As with rocks or metal, there is no dating method for glass or enamel as such. But the multi-criteria, multi-disciplinary approach of the CIRAM laboratories enables us to give an opinion on the age of your glass objects.
A precise analytical protocol for studying glass objects
For the study of art objects, the first and most obvious type of marker is the chemical composition of the material. Secondly, CIRAM laboratories observe the passage of time and induced alteration. The composition of materials must correspond to the manufacturing techniques of the time. For weathering, the degradation of materials must be of natural origin.
The chemical composition of glass, the first decisive marker
The chemical composition of glass or enamel is a valuable source of chronological information: vitrifiers, stabilizers, fluxes or pigments, the results already provide valuable information.
The composition of a glass, enamel or glaze can be indicative of an era or civilization. For example, lead and potassium concentrations will indicate whether the glassmaking technique corresponds to the Middle Ages or the Renaissance. The nature of the pigments can identify modern production. Cadmium or chromium date 19th or 20th century glass or stained glass.
Our scientists analyze the chemical nature of the glass and the chromogenic elements present to already provide objective data that our laboratory teams interpret to pronounce on the age of the glass objects.
Glass weathering analysis, a crucial step
The most important part of examining a glass object is analyzing its weathering. A glass object that is hundreds or thousands of years old will have undergone significant environmental alteration, due to humidity, temperature variations and the development of micro-organisms. The degree of weathering provides chronological clues as to age or modernity. Glass weathering depends not only on the environment in which it is stored, but also on its composition. If conditions are highly alkaline, then the silica contained in the glass may be progressively dissolved, leaving a dull surface. Under more neutral, slightly alkaline or acidic conditions, glass corrosion is characterized by the progressive elimination of alkaline ions (leaching), sodium and potassium, as well as certain alkaline-earth ions (notably calcium). These are replaced by water and hydroxide ions, OH-. These processes give the surface an onion-skin appearance (laminated multilayers), which may appear iridescent due to the diffraction of light by this microstructure.
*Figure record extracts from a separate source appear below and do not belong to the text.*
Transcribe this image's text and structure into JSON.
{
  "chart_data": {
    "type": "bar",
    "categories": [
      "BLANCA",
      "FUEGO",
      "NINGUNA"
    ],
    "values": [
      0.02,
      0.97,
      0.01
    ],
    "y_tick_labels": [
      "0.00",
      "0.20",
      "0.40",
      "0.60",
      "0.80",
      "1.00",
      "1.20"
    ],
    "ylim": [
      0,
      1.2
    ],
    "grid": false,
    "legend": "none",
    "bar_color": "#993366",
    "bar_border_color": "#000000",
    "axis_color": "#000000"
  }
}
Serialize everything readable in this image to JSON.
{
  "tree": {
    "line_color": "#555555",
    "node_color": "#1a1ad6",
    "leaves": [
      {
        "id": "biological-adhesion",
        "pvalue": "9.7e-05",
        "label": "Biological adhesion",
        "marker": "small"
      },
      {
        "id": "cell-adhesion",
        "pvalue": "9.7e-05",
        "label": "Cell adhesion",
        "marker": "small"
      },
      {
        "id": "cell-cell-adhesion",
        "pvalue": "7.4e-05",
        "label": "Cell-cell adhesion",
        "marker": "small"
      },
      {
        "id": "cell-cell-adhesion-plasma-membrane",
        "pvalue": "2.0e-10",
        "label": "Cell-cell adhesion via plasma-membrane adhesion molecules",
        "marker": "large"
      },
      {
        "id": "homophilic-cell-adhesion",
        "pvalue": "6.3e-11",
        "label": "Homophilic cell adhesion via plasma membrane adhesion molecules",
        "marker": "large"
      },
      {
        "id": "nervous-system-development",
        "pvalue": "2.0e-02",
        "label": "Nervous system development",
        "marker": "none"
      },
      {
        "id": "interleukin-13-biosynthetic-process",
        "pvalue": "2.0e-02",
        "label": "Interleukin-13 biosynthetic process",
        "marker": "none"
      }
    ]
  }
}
Detecting falsification through the presence of fluorine
On the other hand, if fluorine is detected in altered areas, we're dealing with artificial, modern alteration, i.e. incompatible with an ancient period. In fact, the presence of fluorine is totally abnormal in the context of natural burial or the natural ageing process of glass. Fluorine is not present in natural groundwater, as it reacts strongly with calcium to form insoluble minerals. As calcium is one of the most abundant elements in soils, the possibility of observing certain soluble fluorine ions is extremely limited. This means that fluorine cannot come from environmental pollution.
The presence of fluorine is highly problematic, as it indicates that the object has been artificially altered with hydrofluoric acid or a fluorine-rich compound, in order to simulate glass ageing. This acid is the only one capable of dissolving glass. It cannot be used for cleaning or restoration purposes. Consequently, the presence of fluorine in "weathered" areas of glass is a formal indication of modernity.
Micro-analysis to distinguish between forgeries and original works
Microanalysis remains little-known, as it does not provide direct chronological indicators like carbon-14 dating, for example. However, this technique is the most suitable tool for discriminating between fakes and authentic items, particularly for glass and enamel items that do not lend themselves to direct dating methods. It is important to combine all information to authenticate a glass or enamel object.